The invention provides an
epilepsy signal classification method based on EWT and improved CSP. The method comprises the following steps: preprocessing the
signal, preferentially selecting a
signal channel by utilizing
correlation analysis, and extracting the characteristics of three characteristic domains, namely a
time domain, a
frequency domain and a space domain, of the epileptic electroencephalogram signal in an
attack interval and an
attack early stage; and finally, inputting the combined
feature matrix of the three feature domains into a classifier based on a
support vector machine to realize effective identification of the epileptic electroencephalogram signal
attack interval and the epileptic electroencephalogram signal attack earlier stage. The
time domain features comprise a meansquare value root, an absolute average value and a
zero crossing point number.
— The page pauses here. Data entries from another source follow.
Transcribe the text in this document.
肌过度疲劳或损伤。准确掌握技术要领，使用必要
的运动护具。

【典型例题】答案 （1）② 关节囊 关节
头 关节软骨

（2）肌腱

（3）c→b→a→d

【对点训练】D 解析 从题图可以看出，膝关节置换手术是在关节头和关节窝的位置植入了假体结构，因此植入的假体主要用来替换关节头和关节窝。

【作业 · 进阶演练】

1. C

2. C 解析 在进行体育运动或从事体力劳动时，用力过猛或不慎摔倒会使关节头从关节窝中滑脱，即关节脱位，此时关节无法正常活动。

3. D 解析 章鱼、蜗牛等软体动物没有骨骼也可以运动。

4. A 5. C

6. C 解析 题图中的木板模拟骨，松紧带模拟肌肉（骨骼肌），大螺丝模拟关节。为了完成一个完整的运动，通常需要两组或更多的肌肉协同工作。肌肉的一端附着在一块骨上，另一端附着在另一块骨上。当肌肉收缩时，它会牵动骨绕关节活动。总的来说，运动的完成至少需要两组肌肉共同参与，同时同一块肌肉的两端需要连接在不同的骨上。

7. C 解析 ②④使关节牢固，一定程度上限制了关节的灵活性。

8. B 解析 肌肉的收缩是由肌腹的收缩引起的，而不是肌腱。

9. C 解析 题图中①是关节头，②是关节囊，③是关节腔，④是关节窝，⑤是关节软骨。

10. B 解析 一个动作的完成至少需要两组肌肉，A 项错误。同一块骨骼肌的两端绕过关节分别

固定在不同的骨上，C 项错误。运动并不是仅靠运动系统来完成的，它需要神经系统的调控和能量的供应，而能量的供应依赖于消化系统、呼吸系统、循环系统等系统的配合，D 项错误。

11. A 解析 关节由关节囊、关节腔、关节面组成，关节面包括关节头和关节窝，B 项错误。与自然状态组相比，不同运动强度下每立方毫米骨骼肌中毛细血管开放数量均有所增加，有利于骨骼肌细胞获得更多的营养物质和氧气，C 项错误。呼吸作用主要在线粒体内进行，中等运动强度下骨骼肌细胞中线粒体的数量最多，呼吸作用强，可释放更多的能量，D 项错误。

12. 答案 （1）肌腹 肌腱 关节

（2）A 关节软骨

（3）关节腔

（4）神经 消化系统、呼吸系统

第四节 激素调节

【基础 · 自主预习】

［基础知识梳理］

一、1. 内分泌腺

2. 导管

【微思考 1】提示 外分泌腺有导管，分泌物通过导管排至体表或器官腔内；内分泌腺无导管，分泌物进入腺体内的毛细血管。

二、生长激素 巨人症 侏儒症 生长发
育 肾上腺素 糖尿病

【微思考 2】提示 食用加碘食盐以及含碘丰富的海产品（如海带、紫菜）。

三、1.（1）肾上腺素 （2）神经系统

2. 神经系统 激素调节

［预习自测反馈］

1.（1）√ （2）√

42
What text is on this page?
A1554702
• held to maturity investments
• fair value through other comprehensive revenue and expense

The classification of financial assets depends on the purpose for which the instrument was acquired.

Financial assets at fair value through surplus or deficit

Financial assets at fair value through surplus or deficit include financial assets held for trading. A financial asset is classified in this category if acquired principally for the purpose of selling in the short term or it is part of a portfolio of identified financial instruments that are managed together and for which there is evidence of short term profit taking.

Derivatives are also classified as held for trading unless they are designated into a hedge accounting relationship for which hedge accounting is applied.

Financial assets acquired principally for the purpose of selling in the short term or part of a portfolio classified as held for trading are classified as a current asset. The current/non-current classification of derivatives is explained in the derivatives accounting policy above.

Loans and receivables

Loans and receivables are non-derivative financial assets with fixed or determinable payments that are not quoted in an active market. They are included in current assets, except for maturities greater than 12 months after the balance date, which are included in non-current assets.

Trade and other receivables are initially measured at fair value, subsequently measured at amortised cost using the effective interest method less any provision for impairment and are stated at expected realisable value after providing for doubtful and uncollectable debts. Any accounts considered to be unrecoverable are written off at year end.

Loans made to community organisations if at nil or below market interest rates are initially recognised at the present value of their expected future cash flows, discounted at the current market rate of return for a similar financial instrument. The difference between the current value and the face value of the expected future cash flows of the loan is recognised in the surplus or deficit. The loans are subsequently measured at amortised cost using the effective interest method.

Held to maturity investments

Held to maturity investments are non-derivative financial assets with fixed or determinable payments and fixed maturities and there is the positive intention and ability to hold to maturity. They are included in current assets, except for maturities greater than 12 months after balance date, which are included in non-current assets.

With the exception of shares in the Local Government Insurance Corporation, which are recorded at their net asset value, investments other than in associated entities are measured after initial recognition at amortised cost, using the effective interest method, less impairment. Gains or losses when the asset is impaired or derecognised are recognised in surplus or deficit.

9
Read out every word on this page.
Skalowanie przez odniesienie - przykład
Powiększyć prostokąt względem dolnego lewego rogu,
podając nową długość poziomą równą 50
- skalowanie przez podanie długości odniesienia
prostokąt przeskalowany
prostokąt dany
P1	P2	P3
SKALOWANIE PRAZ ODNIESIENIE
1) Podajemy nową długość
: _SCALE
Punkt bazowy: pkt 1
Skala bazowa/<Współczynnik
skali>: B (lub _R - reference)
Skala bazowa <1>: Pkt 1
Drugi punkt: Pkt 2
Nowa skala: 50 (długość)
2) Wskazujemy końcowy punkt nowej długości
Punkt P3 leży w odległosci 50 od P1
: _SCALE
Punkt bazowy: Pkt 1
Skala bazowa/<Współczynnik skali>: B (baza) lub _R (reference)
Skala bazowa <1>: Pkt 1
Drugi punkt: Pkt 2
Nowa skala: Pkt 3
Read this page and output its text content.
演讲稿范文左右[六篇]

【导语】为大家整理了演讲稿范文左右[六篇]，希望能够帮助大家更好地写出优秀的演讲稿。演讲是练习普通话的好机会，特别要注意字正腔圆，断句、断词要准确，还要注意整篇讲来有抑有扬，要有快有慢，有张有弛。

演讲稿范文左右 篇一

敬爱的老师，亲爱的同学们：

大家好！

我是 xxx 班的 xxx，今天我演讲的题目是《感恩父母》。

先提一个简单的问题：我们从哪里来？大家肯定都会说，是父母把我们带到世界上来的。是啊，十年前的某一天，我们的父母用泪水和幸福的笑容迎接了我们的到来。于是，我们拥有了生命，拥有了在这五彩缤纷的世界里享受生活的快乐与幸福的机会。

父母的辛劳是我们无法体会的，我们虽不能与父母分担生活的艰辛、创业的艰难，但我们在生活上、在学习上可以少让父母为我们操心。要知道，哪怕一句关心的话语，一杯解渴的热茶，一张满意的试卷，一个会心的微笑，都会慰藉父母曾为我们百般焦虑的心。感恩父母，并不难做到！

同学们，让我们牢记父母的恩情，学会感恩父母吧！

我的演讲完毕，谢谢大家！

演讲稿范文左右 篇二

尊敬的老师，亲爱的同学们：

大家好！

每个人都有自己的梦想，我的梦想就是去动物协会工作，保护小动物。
According to the
frequency domain feature extraction method, empirical
wavelet transform is used for carrying out multi-mode
decomposition, a Welch power spectrum is used for carrying out single-
mode selection, and then a Hilbert transform method is used for extracting the
instantaneous amplitude and instantaneous frequency of a signal for the single mode of each channel; and an improved CSP
algorithm is used for extracting airspace features. According to the method, the limitation of an EMD method is overcome through empirical
wavelet transform, and in addition, the improved CSP
algorithm has high recognition rate and calculation efficiency.